Anonymous and WikiLeaks: A powerful new alliance? Writing at Wired’s Threat Level blog, Quinn Norton reported that Wired’s sources at Anonymous insist that they went to WikiLeaks with the hacked information: “Members of Anonymous with direct knowledge of the hack and transfer of data to WikiLeaks told Wired that the group decided to turn the information over to WikiLeaks because the site was more capable of analyzing and spreading the leaked information than Anonymous would be. ‘WikiLeaks has great means to publish and disclose,’ the anon told Wired. ‘Also, they work together with media in a way we don’t.’” Norton revealed that “Anons also told Wired that future collaborations with WikiLeaks could involve a series of hacks that will be announced, one after another, every Friday for the foreseeable future. If that happens, the Stratfor e-mail release could be the first sign of a new, powerful alliance between the two groups, each of which has vexed and angered the world’s most powerful governments and corporations.” The collaboration between WikiLeaks and Anonymous “is an odd couple pairing,” suggested Norton. “WikiLeaks has largely crumbled over the last 18 months, due to internal disagreements over the management style and legal problems of its outspoken leader Julian Assange. By contrast, Anonymous is an amorphous group with no leadership structure.”
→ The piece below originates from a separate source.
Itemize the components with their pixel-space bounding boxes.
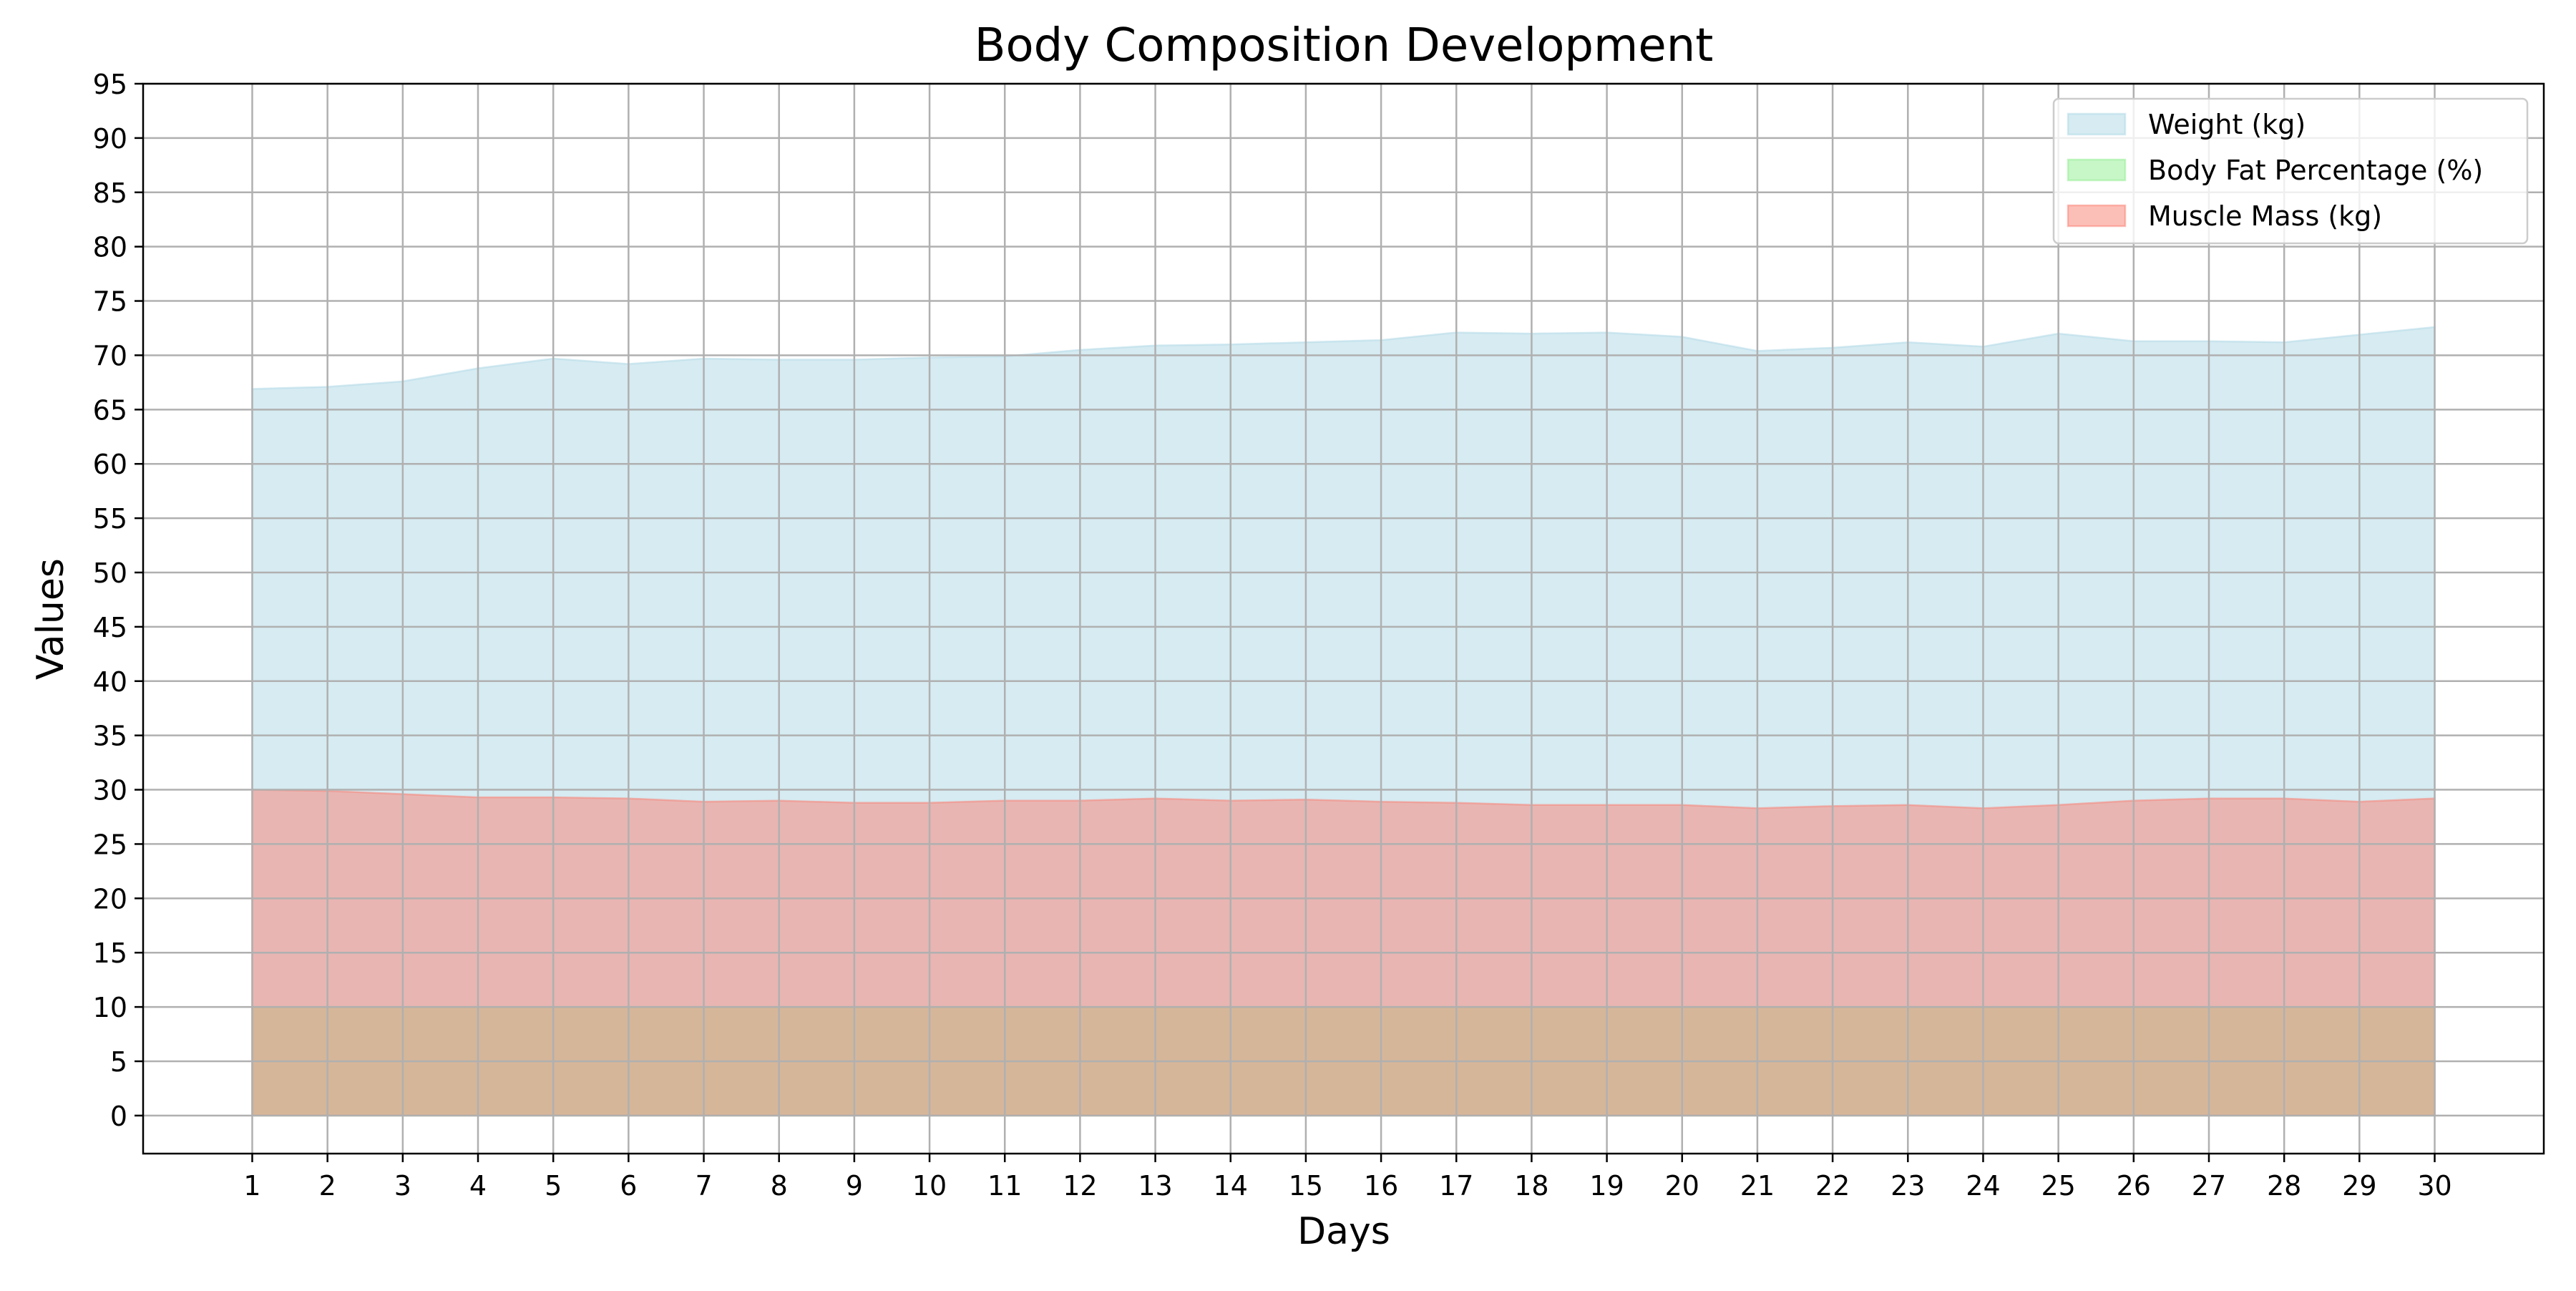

Mutually beneficial alliance. At The Washington Post blog Post, Elizabeth Flock said the dump shows that WikiLeaks and Anonymous “just upgraded from buddies to fast friends.” Flock noted that the “two have long been something like partners-in-crime, with the leaderless hactivist collective Anonymous having attacked enemies of WikiLeaks in the past — but WikiLeaks always remained carefully removed.” However the Global Intelligence Files “marks an unprecedented partnership between the two.” Flock said both parties benefit from increased collaboration: “WikiLeaks gets revived relevance to the public” and “Anonymous gets to work closely with the media.”
WikiLeaks rolls the dice. At Forbes.com, Andy Greenberg said Anonymous has gone from WikiLeaks’ “vigilante avenger” to its partner organization: “The Global Intelligence Files represent a far cozier relationship between the two groups, with WikiLeaks actively distributing and promoting the fruits of Anonymous’ work.” Greenberg warned Assange and co that a “public association with a hacker group like Anonymous may hurt WikiLeaks’ moral credibility just when the group needs it most,” and reminded that the group is struggling to raise cash and faces an ongoing grand jury investigation that could result in charges against members of the group. However, Greenberg acknowledged that, for Assange’s outfit, “a partnership with Anonymous could revive WikiLeaks’ relevance to the public. Since September of 2010, the group hasn’t had a functioning dropbox for leakers, and doesn’t seem to have one in the works any time soon. With no public, secure conduit for whistleblowers, a massive collective of nameless hackers might be WikiLeaks’ most prolific new source.”